Ma veniamo alle origini del nome: qui mi torna alla mente un'immagine tiranese nemmeno troppo lontana nei decenni. Di buon mattino, nella chiesa citata, il prevosto, oppure il vicario, celebravano la Messa: prima la campanella posta sul campanile, con il suo bel suono, quasi intimo e famigliare, suonava dieci minuti prima dell'inizio della Santa Messa.
Allora, un buon numero di fedeli, prima di iniziare la giornata lavorativa, si recavano alla funzione mattutina.
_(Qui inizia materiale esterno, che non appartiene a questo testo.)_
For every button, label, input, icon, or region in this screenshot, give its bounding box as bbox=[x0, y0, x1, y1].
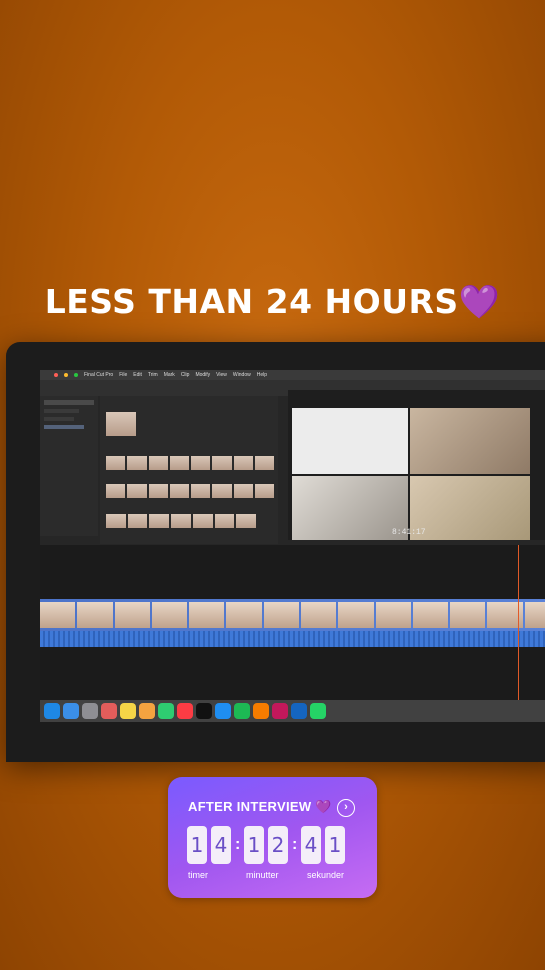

Poi al termine di questa, dopo la benedizione, facevano tappa alla Latteria di Tirano, “la Casera”,  e con il secchiellino di latta al seguito acquistavano il latte appena conferito dagli allora ancor tanti allevatori tiranesi i quali, quando ancora era buio, giungevano alla Casera con il loro latte fresco, appena munto, posto nelle belle “brentine” portate sulle spalle.
Era un rito: dopo la Santa Messa, la Casera, la colazione con il latte portato ad ebollizione, e poi la giornata poteva iniziare.

 

Vi ho detto questo, per ricordare un detto dialettale allora ricorrente ovvero: “dopu la mesa an Sant'Agustin... ”.
In realtà la chiesa non si chiama così; forse questo nome di battesimo popolare deriva dal fatto che era stata edificata nelle immediate vicinanze del convento.

 

Il luogo sacro è intitolato a San Nicola da Tolentino, frate dell'ordine di Sant'Agostino e canonizzato dalla chiesa cattolica nel 1446.
Il Santo è venerato anche come intermediario delle suppliche che salgono al cielo dalle anime del purgatorio; ecco perché il tutto ci riconduce alla Confraternita del Suffragio dei defunti.
Ancona e pala dell'altare, all'interno della chiesa, ci forniscono una spiegazione in tal senso. Questa risale alla seconda metà del XVII secolo e sono opera del pittore camuno Giacomo Gainoni, detto il Bate.

 

Ivan Bormolini

 

FONTE: Tirano. Il centro storico, storia arte architettura. Autore Gianluigi Garbellini. Stampa Lito Polars Sondrio. Prima edizione febbraio 2009.